Call me old school, but I think that real, meaningful buzz is generated not after receiving a BzzKit in the mail. But rather … after a maven or an influential learns about or experiences first-hand a remarkable product/service .

It is my belief that the BzzAgent seeding process is artificial. When a company hires BzzAgent to seed the marketplace with buzz, I believe that act, itself, is artificially seeding/stimulating buzz. This new school way feels contrived and inauthentic to me.

It is my heartfelt conviction that mavens, sneezers, or whatever term you want to use do not need compensation nor prodding to talk about a remarkable product or service. The quid pro quo for talking about a noteworthy product or service should be emotional compensation (pride) and not material compensation (BzzPoints). Then again, I am old school.

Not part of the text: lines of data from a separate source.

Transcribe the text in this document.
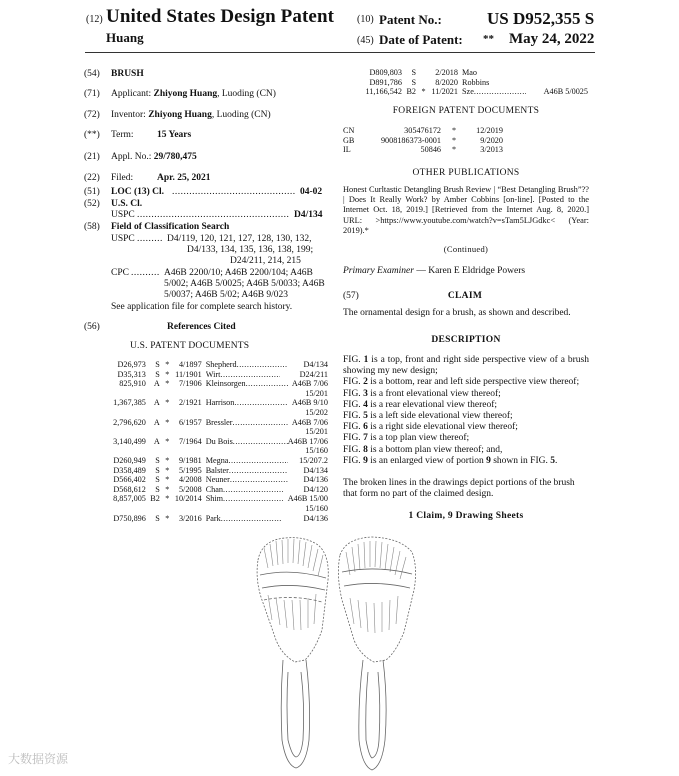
(12) United States Design Patent
Huang
(10) Patent No.:	US D952,355 S
(45) Date of Patent: ** May 24, 2022
(54) BRUSH
(71) Applicant: Zhiyong Huang, Luoding (CN)
(72) Inventor: Zhiyong Huang, Luoding (CN)
(**) Term: 15 Years
(21) Appl. No.: 29/780,475
(22) Filed:	Apr. 25, 2021
(51) LOC (13) Cl. .....	04-02
(52) U.S. Cl.
USPC .....	D4/134
(58) Field of Classification Search
USPC .....	D4/119, 120, 121, 127, 128, 130, 132,
D4/133, 134, 135, 136, 138, 199;
D24/211, 214, 215
CPC .....	A46B 2200/10; A46B 2200/104; A46B
5/002; A46B 5/0025; A46B 5/0033; A46B
5/0037; A46B 5/02; A46B 9/023
See application file for complete search history.
(56)	References Cited
U.S. PATENT DOCUMENTS
D26,973	S	*	4/1897	Shepherd.....	D4/134
D35,313	S	*	11/1901	Wirt.....	D24/211
825,910	A	*	7/1906	Kleinsorgen.....	A46B 7/06
					15/201
1,367,385	A	*	2/1921	Harrison.....	A46B 9/10
					15/202
2,796,620	A	*	6/1957	Bressler.....	A46B 7/06
					15/201
3,140,499	A	*	7/1964	Du Bois.....	A46B 17/06
					15/160
D260,949	S	*	9/1981	Megna.....	15/207.2
D358,489	S	*	5/1995	Balster.....	D4/134
D566,402	S	*	4/2008	Neuner.....	D4/136
D568,612	S	*	5/2008	Chan.....	D4/120
8,857,005	B2	*	10/2014	Shim.....	A46B 15/00
					15/160
D750,896	S	*	3/2016	Park.....	D4/136
D809,803	S		2/2018	Mao	
D891,786	S		8/2020	Robbins	
11,166,542	B2	*	11/2021	Sze.....	A46B 5/0025
FOREIGN PATENT DOCUMENTS
CN	305476172	*	12/2019
GB	9008186373-0001	*	9/2020
IL	50846	*	3/2013
OTHER PUBLICATIONS
Honest Curltastic Detangling Brush Review | “Best Detangling Brush”?? | Does It Really Work? by Amber Cobbins [on-line]. [Posted to the Internet Oct. 18, 2019.] [Retrieved from the Internet Aug. 8, 2020.] URL: >https://www.youtube.com/watch?v=sTam5LJGdkc< (Year: 2019).*
(Continued)
Primary Examiner — Karen E Eldridge Powers
(57)	CLAIM
The ornamental design for a brush, as shown and described.
DESCRIPTION
FIG. 1 is a top, front and right side perspective view of a brush showing my new design;
FIG. 2 is a bottom, rear and left side perspective view thereof;
FIG. 3 is a front elevational view thereof;
FIG. 4 is a rear elevational view thereof;
FIG. 5 is a left side elevational view thereof;
FIG. 6 is a right side elevational view thereof;
FIG. 7 is a top plan view thereof;
FIG. 8 is a bottom plan view thereof; and,
FIG. 9 is an enlarged view of portion 9 shown in FIG. 5.
The broken lines in the drawings depict portions of the brush that form no part of the claimed design.
1 Claim, 9 Drawing Sheets
大数据资源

I think the jury is still out on whether the intentional creation of "buzz" actually increases a product's popularity. In the meantime, there is another way to approach the idea of rewards. One can look at it as being rewarded for “reporting” buzz-creating activities for the benefit of the marketing analysts who can't always be present when these activities occur naturally. The agents are somewhat self-selected with varying levels of expertise (as I understand it) so inevitably you will have to sort through a lot of useless narrative to glean market data - but that doesn't mean there won't be any useful data reported. I think it’s an interesting experiment that will eventually morph into something more tailored and sophisticated.